The Arch is a larger-than-life experience that uses 30,000 colored LEDs to create a canvas for light animations.

And you can take charge of this space. Using modules, you can create a light animation.

But even though this is JSConf, these animations aren’t just powered by JavaScript modules. In fact, we hope you will try something new… Rust + WebAssembly.

Rust logo and JS logo with a heart in between

Why this project?

One of the hardest problems when you’re learning a new programming language is finding a project that can teach you the basics, but that’s still fun enough to keep you learning more. And “Hello World” is only fun your first few times… it has no real world impact.

But what if your Hello World could have an impact on the real world? What if it could control a structure like this one?

So let’s get started on baby’s first Rust to WebAssembly module.

A baby putting together JS and WebAssembly blocks

And in a way, this the perfect project for your first WebAssembly project… but not because this is the kind of project that you’d use WebAssembly for.

People usually use WebAssembly because they want to supercharge their application and make it run faster. Or because they want to use the same code across both the web and different devices, with their different operating systems.

This project doesn’t do either of those.

WebAssembly benefits: fast and portable crossed out in red

The reason this is a good project for getting started with WebAssembly is not because this is what you would use WebAssembly for.

Instead, it’s useful because it gives you a mental model of how JavaScript and WebAssembly work together. So let’s look at what we need to do to take control of this space with WebAssembly.

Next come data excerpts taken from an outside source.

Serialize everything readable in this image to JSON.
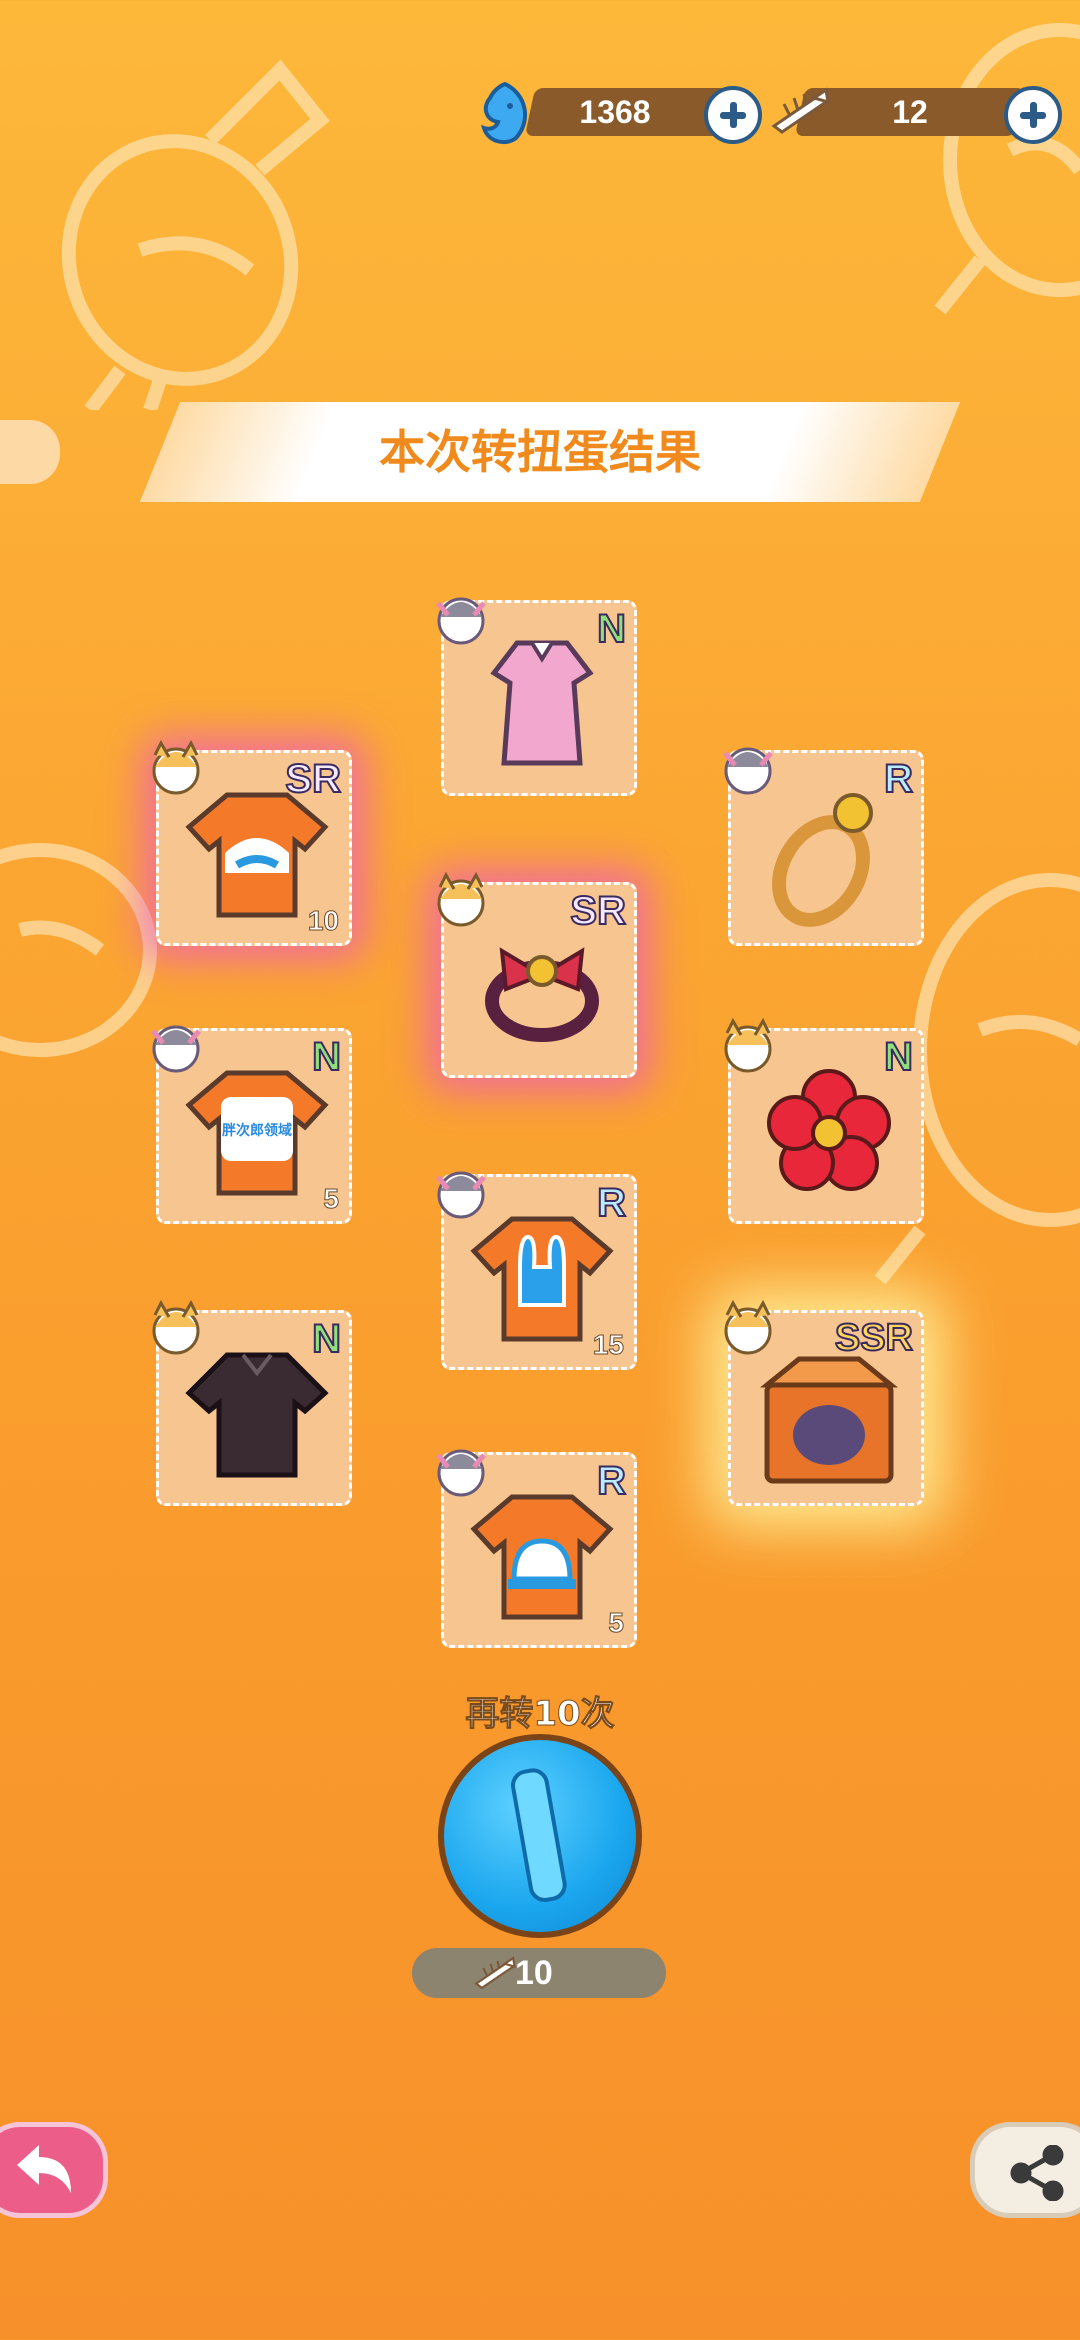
{
  "currency": {
    "gems_value": "1368",
    "tickets_value": "12"
  },
  "banner": {
    "title": "本次转扭蛋结果"
  },
  "results": [
    {
      "rarity": "N",
      "count": "",
      "item": "pink-dress-icon"
    },
    {
      "rarity": "SR",
      "count": "10",
      "item": "orange-shirt-icon"
    },
    {
      "rarity": "R",
      "count": "",
      "item": "ring-icon"
    },
    {
      "rarity": "SR",
      "count": "",
      "item": "bow-bracelet-icon"
    },
    {
      "rarity": "N",
      "count": "5",
      "item": "orange-shirt-icon"
    },
    {
      "rarity": "N",
      "count": "",
      "item": "red-flower-icon"
    },
    {
      "rarity": "R",
      "count": "15",
      "item": "orange-shirt-icon"
    },
    {
      "rarity": "N",
      "count": "",
      "item": "black-shirt-icon"
    },
    {
      "rarity": "SSR",
      "count": "",
      "item": "cat-box-icon"
    },
    {
      "rarity": "R",
      "count": "5",
      "item": "orange-shirt-icon"
    }
  ],
  "shirt_print_text": "胖次郎领域",
  "spin": {
    "label": "再转10次",
    "cost": "10"
  },
  "colors": {
    "accent": "#fba733",
    "button": "#1aa6ee",
    "text_orange": "#f08a1c"
  }
}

And then I’ll explain why this makes it a good mental model for how WebAssembly and JavaScript work together.

The space/time continuum as bytes

What we have here is a 3D space. Or really, if you think about it, it’s more like a four dimensional space, because we’re going through time as well.

The computer can’t think in these four dimensions, though. So how do we make these four dimensions make sense to the computer? Let’s start with the fourth dimension and collapse down from there.

You’re probably familiar with the way that we make time the fourth dimension make sense to computers. That’s by using these things called frames.

The screen is kind of like a flipbook. And each frame is like a page in that flip book.

Picture of a flipbook with a smooth animation next to it

On the web, we talk about having 60 frames per second. That’s what you need to have smooth animations across the screen. What that really means is that you have 60 different snapshots of the screen… of what the animation should look like at each of those 60 points during the second.

In our case, the snapshot is a snapshot of what the lights on the space should look like.

So that brings us down to a sequence of snapshots of the space. A sequence of 3D representations of the space.

Now we want to go from 3D to 2D. And in this case, it is pretty easy. All we need to do is take the space and flatten it out into basically a big sheet of graph paper.

So now we’re down to 2D. We just need to collapse this one more time.